I have a S1.5 R33 GTST and am also thinking about doing the RB30DET conversion, but with a RB26 head. Was just wondering about a couple of things before i start my build.

Are there any advantages in using the RB26 head compared to the 25 head? (Wont need VCT as getting bigger cams with adj cam pulleys)

How hard is it to fit the RB26 head into a 33 GTST with the stock wiring loom for injectors, sensors etc.

Can i still use my RB25 Power FC to run the engine?

Hoping for 450rwhp or more, RB30E S2 block prepped, Forged conrods / pistons etc.

Any help is appreciated! Thanks :P

The easiest way is to use the head/loom that suits your car/management, i.e. I used an R32 RB25DE head as it was the easiest bolt in solution for my 32gtst as everything is in the same spot as the RB20.

If I was you, I would use the 25DET head you have and the PFC.

Fitting a 26/30 into a gtst is doable but you are pretty much doing a 26 conversion (26 loom, 26 sensors, 26 management).

The easiest way is to use the head/loom that suits your car/management, i.e. I used an R32 RB25DE head as it was the easiest bolt in solution for my 32gtst as everything is in the same spot as the RB20.

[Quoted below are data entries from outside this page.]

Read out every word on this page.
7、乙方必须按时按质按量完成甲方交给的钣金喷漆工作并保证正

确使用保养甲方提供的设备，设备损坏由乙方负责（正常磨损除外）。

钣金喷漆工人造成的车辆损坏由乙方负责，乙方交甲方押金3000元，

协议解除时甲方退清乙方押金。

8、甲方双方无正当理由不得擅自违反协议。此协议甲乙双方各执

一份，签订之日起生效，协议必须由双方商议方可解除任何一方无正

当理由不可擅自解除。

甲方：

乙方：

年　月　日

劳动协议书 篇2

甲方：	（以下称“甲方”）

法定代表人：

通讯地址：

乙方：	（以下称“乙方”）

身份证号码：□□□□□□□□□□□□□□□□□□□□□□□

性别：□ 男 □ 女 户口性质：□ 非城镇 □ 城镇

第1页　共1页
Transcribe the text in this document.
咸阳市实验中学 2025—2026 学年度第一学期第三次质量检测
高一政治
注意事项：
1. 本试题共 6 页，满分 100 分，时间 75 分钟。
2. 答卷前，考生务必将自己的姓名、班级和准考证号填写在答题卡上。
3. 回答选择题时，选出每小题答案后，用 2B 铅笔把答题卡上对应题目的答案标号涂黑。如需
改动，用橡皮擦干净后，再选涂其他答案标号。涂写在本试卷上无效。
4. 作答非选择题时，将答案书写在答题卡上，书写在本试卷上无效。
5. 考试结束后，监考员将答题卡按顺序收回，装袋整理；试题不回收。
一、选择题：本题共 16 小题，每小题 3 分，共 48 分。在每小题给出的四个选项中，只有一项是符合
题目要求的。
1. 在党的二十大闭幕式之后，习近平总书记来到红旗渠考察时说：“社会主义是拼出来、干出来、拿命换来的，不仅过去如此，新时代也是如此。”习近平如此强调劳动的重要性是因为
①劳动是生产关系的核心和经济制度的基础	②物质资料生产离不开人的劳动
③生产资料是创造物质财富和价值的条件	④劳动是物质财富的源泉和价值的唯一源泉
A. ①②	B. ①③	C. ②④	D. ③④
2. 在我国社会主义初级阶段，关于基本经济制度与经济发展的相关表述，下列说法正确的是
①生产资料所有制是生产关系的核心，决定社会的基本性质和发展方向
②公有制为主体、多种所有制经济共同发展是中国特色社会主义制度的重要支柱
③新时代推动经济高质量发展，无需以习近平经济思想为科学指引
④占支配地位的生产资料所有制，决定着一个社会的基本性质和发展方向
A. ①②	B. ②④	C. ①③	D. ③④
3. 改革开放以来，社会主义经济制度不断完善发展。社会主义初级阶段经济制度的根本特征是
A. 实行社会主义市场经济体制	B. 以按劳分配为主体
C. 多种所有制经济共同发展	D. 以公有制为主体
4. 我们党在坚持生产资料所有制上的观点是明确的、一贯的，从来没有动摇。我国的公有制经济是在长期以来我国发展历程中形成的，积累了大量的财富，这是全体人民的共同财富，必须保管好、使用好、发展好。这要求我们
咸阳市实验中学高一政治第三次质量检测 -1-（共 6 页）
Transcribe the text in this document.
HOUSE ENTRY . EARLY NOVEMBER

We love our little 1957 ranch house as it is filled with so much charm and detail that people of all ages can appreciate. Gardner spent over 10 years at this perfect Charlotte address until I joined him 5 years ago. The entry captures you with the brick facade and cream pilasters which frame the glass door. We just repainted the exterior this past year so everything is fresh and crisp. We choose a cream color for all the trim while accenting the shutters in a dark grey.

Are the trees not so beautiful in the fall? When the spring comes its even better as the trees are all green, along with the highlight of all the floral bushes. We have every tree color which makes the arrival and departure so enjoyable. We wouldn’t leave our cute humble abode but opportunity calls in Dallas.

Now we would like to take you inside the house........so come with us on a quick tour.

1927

If I was you, I would use the 25DET head you have and the PFC.

Fitting a 26/30 into a gtst is doable but you are pretty much doing a 26 conversion (26 loom, 26 sensors, 26 management).

Ok, thanks for that mate, I know it would make sense to put a 25/30 into my GTST as ive already got the 25 PFC and loom, but i really wanted something different in the engine bay, and imo 26 setups look too good to resist!

So lets just say if i did still decide to go a 26/30 into my 33 GTST, could i use the 33 GTR loom, GTR Power FC for management? OR is it just too much for the sake of a 26 head?

Cheers guys.

Yes if going 26/30 then use the 33 GTR engine loom and PFC, you will also need all the appropriate sensors off the 26 (water temp sender is different, need the intake temp sensor, different coils if yours is a series 2 25 etc etc).

It will cost a pretty penny but if you're prepared to pay, then by all means go for it. Keeping your 25DET head is the cheapest/easiest way to go and the stock throttlebody/plenum are good for nearly 500rwhp.